ADA Doesn’t Guarantee More Leave Beyond FMLA

By Heather Jackson, Rachel Schaller

Feb. 2, 2018

For seven years, Raymond Severson worked as a fabricator of retail display fixtures, a physically demanding job, for Heartland Woodcraft Inc.

At the end of a 12-week leave under the FMLA to deal with back pain Severson underwent surgery, which required that he take an additional two to three months off from his job to recover. Heartland denied Severson’s request for additional leave and terminated his employment but invited him to reapply once cleared for work.

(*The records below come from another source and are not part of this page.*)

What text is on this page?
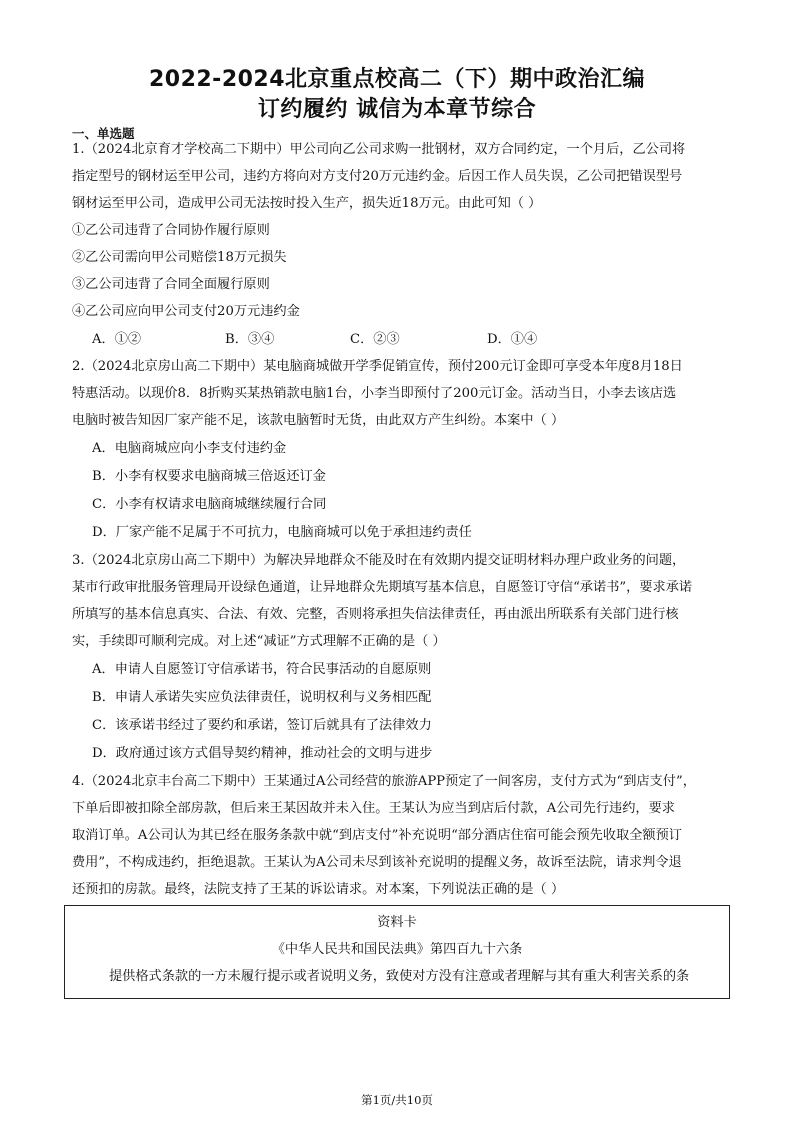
2022-2024北京重点校高二（下）期中政治汇编
订约履约 诚信为本章节综合
一、单选题
1.（2024北京育才学校高二下期中）甲公司向乙公司求购一批钢材，双方合同约定，一个月后，乙公司将
指定型号的钢材运至甲公司，违约方将向对方支付20万元违约金。后因工作人员失误，乙公司把错误型号
钢材运至甲公司，造成甲公司无法按时投入生产，损失近18万元。由此可知（ ）
①乙公司违背了合同协作履行原则
②乙公司需向甲公司赔偿18万元损失
③乙公司违背了合同全面履行原则
④乙公司应向甲公司支付20万元违约金
A．①②	B．③④	C．②③	D．①④
2.（2024北京房山高二下期中）某电脑商城做开学季促销宣传，预付200元订金即可享受本年度8月18日
特惠活动。以现价8．8折购买某热销款电脑1台，小李当即预付了200元订金。活动当日，小李去该店选
电脑时被告知因厂家产能不足，该款电脑暂时无货，由此双方产生纠纷。本案中（ ）
A．电脑商城应向小李支付违约金
B．小李有权要求电脑商城三倍返还订金
C．小李有权请求电脑商城继续履行合同
D．厂家产能不足属于不可抗力，电脑商城可以免于承担违约责任
3.（2024北京房山高二下期中）为解决异地群众不能及时在有效期内提交证明材料办理户政业务的问题，
某市行政审批服务管理局开设绿色通道，让异地群众先期填写基本信息，自愿签订守信“承诺书”，要求承诺
所填写的基本信息真实、合法、有效、完整，否则将承担失信法律责任，再由派出所联系有关部门进行核
实，手续即可顺利完成。对上述“减证”方式理解不正确的是（ ）
A．申请人自愿签订守信承诺书，符合民事活动的自愿原则
B．申请人承诺失实应负法律责任，说明权利与义务相匹配
C．该承诺书经过了要约和承诺，签订后就具有了法律效力
D．政府通过该方式倡导契约精神，推动社会的文明与进步
4.（2024北京丰台高二下期中）王某通过A公司经营的旅游APP预定了一间客房，支付方式为“到店支付”，
下单后即被扣除全部房款，但后来王某因故并未入住。王某认为应当到店后付款，A公司先行违约，要求
取消订单。A公司认为其已经在服务条款中就“到店支付”补充说明“部分酒店住宿可能会预先收取全额预订
费用”，不构成违约，拒绝退款。王某认为A公司未尽到该补充说明的提醒义务，故诉至法院，请求判令退
还预扣的房款。最终，法院支持了王某的诉讼请求。对本案，下列说法正确的是（ ）
资料卡
《中华人民共和国民法典》第四百九十六条
提供格式条款的一方未履行提示或者说明义务，致使对方没有注意或者理解与其有重大利害关系的条
第1页/共10页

Instead of reapplying, Severson sued Heartland under the ADA for denying him the accommodation of three-months leave — beyond the 12 weeks of FMLA required leave — and terminating his employment. While it is the EEOC’s position “that compliance with the FMLA does not necessarily meet an employer’s obligation under the ADA,” the 7th Circuit Court held in Severson v. Heartland Woodcraft Inc. that Heartland did not violate the ADA by denying Severson additional time off after he exhausted his FMLA leave. Severson v. Heartland Woodcraft, Inc., 872 F.3d 476 (7th Cir. 2017)

Impact: An employer in Illinois, Wisconsin or Indiana that is subject to the FMLA and has a clear and consistent policy to provide no more than the 12 weeks of FMLA leave may not be required to provide additional long term or indefinite leave as an accommodation under the ADA.